History of Burwood Road
As we delve into the history of the streets around 黑料app, we are reminded that the shops and services on Burwood Road are also part of our regular routine. What has Burwood Road looked like for the girls and staff at 黑料app over the years?
Early Burwood Road
Until 1833 there were no streets between Parramatta and Liverpool Roads though a few tracks seem to have been used by general agreement between the landowners. Maps from 1835 show the first street linking Liverpool and Parramatta Roads which was known first as Comer’s Lane, and then for many years as Neich’s Lane, before becoming Burwood Road in 1886. (Comer and Neich were described in the last post: James Comer was an early landowner and builder, and his son-in-law was Emanuel Neich to whom Comer gifted The Bath Arms Inn.)
Burwood Road, at first merely a grassy track, gradually became a key road and began to attract shops and services for the growing Burwood community.
In its ‘village’ days of the late 19th and early 20th centuries, Burwood Road was an unmade street with wide verandahs that had convenient posts for customers to hitch their horses, carts and sulkies. These verandah posts were seen as a nuisance once motor cars took over as they hindered the opening of the passenger-side doors. So in the early 1920s, Burwood Council ordered that the posts be replaced by cantilever supports on the upper side of the verandahs. This dramatically altered the face of Burwood Road’s shopping area.
Until the late 1960s, the shops and service along Burwood Road extended for about a kilometre and mainly expand south of the railway line. The coming of Westfield reversed this trend entirely. The development of half a hectare of land at the northern end of the shopping strip transformed the Burwood Road shopping and business centre hub from the southern to the northern side of the railway line.
Businesses Around Burwood Park
Before Westfield influenced the focus of shops and services on Burwood Road, the area around Burwood Park did contain a few businesses. The photo featuring a parade down Burwood Road was taken sometime before 1920. Burwood Ice Works stands at the corner of Burwood Road and Wilga Street at what is now the northwest corner of Westfield.
It is hard to tell from the photo, and also not available in its description, but the parade may have been for local men leaving for, or returning from, WWI. The 黑料app Archives contain three photos taken by an unknown student in 1916 showing a parade along Burwood Road of local men leaving for WWI.

The Astor Theatre
Towards the end of the WWI, beautifully adorned cinemas started appearing in the suburbs. In 1921, The Astor Theatre opened on Burwood Road at the corner of Wilga Street, across from Burwood Park.
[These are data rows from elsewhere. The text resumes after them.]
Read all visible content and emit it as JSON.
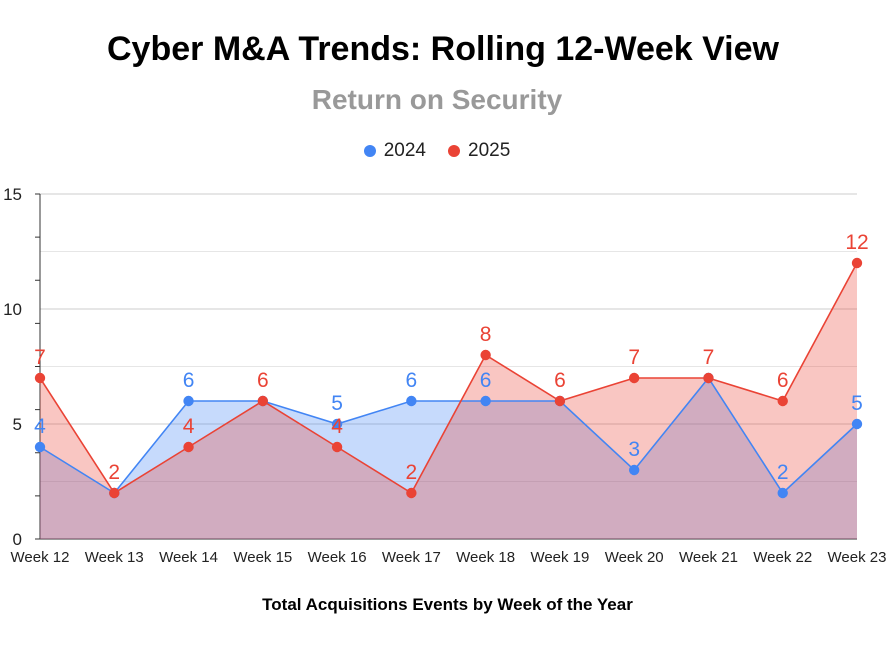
{
  "chart_data": {
    "type": "area",
    "title": "Cyber M&A Trends: Rolling 12-Week View",
    "subtitle": "Return on Security",
    "xlabel": "Total Acquisitions Events by Week of the Year",
    "ylabel": "",
    "ylim": [
      0,
      15
    ],
    "yticks": [
      0,
      5,
      10,
      15
    ],
    "grid": true,
    "legend_position": "top",
    "categories": [
      "Week 12",
      "Week 13",
      "Week 14",
      "Week 15",
      "Week 16",
      "Week 17",
      "Week 18",
      "Week 19",
      "Week 20",
      "Week 21",
      "Week 22",
      "Week 23"
    ],
    "series": [
      {
        "name": "2024",
        "color": "#4285F4",
        "values": [
          4,
          2,
          6,
          6,
          5,
          6,
          6,
          6,
          3,
          7,
          2,
          5
        ]
      },
      {
        "name": "2025",
        "color": "#EA4335",
        "values": [
          7,
          2,
          4,
          6,
          4,
          2,
          8,
          6,
          7,
          7,
          6,
          12
        ]
      }
    ],
    "data_labels": {
      "2024": [
        "4",
        "",
        "6",
        "",
        "5",
        "6",
        "6",
        "",
        "3",
        "",
        "2",
        "5"
      ],
      "2025": [
        "7",
        "2",
        "4",
        "6",
        "4",
        "2",
        "8",
        "6",
        "7",
        "7",
        "6",
        "12"
      ]
    }
  }
}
Although not as opulent as other local cinemas such as the Burwood Palatial Theatre in Station Street or the Melba Theatre on Mosely Street, the Astor Theatre had a clean Art Deco style. Unlike the Palatial, the Astor did not have a Wurlitzer organ, but it did boast air conditioning and the innovative lighting designs of Arnold
Zimmerman. Zimmerman (1897-1985) was a Swiss-born artist (a 1943 Archibald Prize entrant) and designer, who was responsible for, or contributed to, the interior design of the Hydro Majestic at Medlow Bath, the Anzac Memorial in Sydney, the Paragon Cafe at Katoomba, Sydney’s Luna Park, and many other Art Deco buildings in Australia and New Zealand.
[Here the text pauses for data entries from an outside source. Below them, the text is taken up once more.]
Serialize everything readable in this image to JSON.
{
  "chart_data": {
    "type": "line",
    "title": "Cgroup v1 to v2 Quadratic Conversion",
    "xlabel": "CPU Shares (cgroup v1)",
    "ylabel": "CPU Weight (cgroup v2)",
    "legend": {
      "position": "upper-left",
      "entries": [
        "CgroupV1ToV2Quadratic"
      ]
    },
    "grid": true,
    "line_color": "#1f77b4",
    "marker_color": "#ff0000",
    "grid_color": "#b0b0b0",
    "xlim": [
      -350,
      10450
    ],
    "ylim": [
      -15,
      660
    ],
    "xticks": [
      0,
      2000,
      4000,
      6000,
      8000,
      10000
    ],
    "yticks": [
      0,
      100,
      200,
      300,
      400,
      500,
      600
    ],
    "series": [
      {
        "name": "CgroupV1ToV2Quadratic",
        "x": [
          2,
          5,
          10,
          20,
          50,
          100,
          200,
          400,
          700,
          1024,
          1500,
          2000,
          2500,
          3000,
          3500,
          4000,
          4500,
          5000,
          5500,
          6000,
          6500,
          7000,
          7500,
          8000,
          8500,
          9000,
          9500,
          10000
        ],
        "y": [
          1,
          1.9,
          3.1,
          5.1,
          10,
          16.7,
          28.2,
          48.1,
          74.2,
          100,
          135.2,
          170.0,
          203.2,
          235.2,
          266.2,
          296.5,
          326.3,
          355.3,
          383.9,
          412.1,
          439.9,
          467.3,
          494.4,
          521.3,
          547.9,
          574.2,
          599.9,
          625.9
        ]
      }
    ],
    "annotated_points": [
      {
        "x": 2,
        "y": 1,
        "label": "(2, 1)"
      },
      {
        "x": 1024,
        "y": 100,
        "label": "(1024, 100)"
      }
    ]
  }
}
From its opening, the Astor was very popular. It changed its programs twice a week and showed a special children’s matinee on Saturday afternoons: “The Saturday matinee always included two movies; and young boys carried lolly trays at intermission to sell to the audience. The National Anthem (at first ‘God save the King’ until George VI’s death in 1952, and then after ‘God save the Queen’) was always played prior to each movie’s screening.”
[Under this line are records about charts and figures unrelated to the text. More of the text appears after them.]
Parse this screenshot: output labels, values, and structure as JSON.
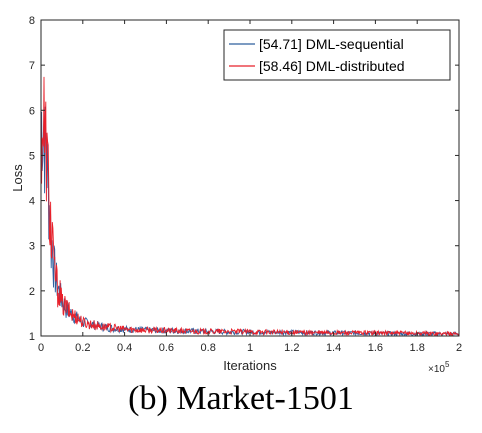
{
  "caption": "(b) Market-1501",
  "chart_data": {
    "type": "line",
    "title": "",
    "xlabel": "Iterations",
    "ylabel": "Loss",
    "x_multiplier_label": "×10",
    "x_multiplier_exponent": "5",
    "xlim": [
      0,
      2
    ],
    "ylim": [
      1,
      8
    ],
    "xticks": [
      "0",
      "0.2",
      "0.4",
      "0.6",
      "0.8",
      "1",
      "1.2",
      "1.4",
      "1.6",
      "1.8",
      "2"
    ],
    "yticks": [
      "1",
      "2",
      "3",
      "4",
      "5",
      "6",
      "7",
      "8"
    ],
    "grid": false,
    "legend_position": "top-right",
    "series": [
      {
        "name": "[54.71] DML-sequential",
        "color": "#2f5f9e",
        "x": [
          0,
          0.005,
          0.01,
          0.015,
          0.02,
          0.025,
          0.03,
          0.035,
          0.04,
          0.045,
          0.05,
          0.055,
          0.06,
          0.07,
          0.08,
          0.09,
          0.1,
          0.12,
          0.14,
          0.16,
          0.18,
          0.2,
          0.25,
          0.3,
          0.35,
          0.4,
          0.5,
          0.6,
          0.7,
          0.8,
          0.9,
          1.0,
          1.2,
          1.4,
          1.6,
          1.8,
          2.0
        ],
        "values": [
          5.3,
          6.1,
          5.6,
          5.9,
          5.0,
          5.3,
          4.7,
          4.2,
          3.9,
          3.5,
          2.8,
          3.2,
          2.6,
          2.3,
          2.1,
          1.9,
          1.8,
          1.6,
          1.5,
          1.45,
          1.35,
          1.3,
          1.25,
          1.2,
          1.17,
          1.15,
          1.13,
          1.12,
          1.11,
          1.1,
          1.09,
          1.09,
          1.08,
          1.07,
          1.06,
          1.05,
          1.05
        ]
      },
      {
        "name": "[58.46] DML-distributed",
        "color": "#e8202a",
        "x": [
          0,
          0.005,
          0.01,
          0.015,
          0.02,
          0.025,
          0.03,
          0.035,
          0.04,
          0.045,
          0.05,
          0.055,
          0.06,
          0.07,
          0.08,
          0.09,
          0.1,
          0.12,
          0.14,
          0.16,
          0.18,
          0.2,
          0.25,
          0.3,
          0.35,
          0.4,
          0.5,
          0.6,
          0.7,
          0.8,
          0.9,
          1.0,
          1.2,
          1.4,
          1.6,
          1.8,
          2.0
        ],
        "values": [
          5.6,
          6.1,
          5.4,
          5.8,
          4.9,
          5.5,
          4.6,
          4.4,
          3.8,
          3.7,
          2.7,
          3.4,
          2.5,
          2.4,
          2.0,
          2.0,
          1.7,
          1.65,
          1.5,
          1.45,
          1.4,
          1.3,
          1.25,
          1.2,
          1.18,
          1.15,
          1.13,
          1.12,
          1.11,
          1.1,
          1.1,
          1.09,
          1.08,
          1.07,
          1.07,
          1.06,
          1.05
        ]
      }
    ]
  }
}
The original Astor Theatre was demolished in the 1960s to make way for the Westfield development and was rebuilt as the Hoyts Burwood Theatre, encased within the Westfield structure.

Westfield Shoppingtown Burwood
The first Westfield development was named ‘Westfield Place’ and opened in July 1959 in Blacktown. The name Westfield was derived from ‘west’ relating to the west Sydney location and ‘field’ due the development’s location on subdivided farmland.
The sixth Westfield development to open, in October 1966, was the Westfield Shoppingtown Burwood. When it opened it was praised as being one of the most beautiful indoor shopping centres in the world. The Burwood development was the first shopping centre with major department stores (Coles, Winns, Mark Foys and Farmers, which became Grace Bros and then Myer), and, importantly, it was the first centre to be branded with the Westfield logo.
Burwood was also the first Westfield shopping centre to be branded as a ‘Shoppingtown’. The idea of a Shoppingtown was that the centre would contain shops as well as other services like cinemas, petrol stations, doctors and dentists. It was also the first shopping centre in NSW to have shops sloped on an incline making it possible for shoppers to access the two levels inside the centre without having to use stairs
Although Burwood Westfield was renovated twice, in 1972 and 1976, none of the original centre remains. In 1999, the entire centre was demolished and was reopened to the public in 2000. Burwood was the first Westfield shopping centre to be totally demolished and rebuilt.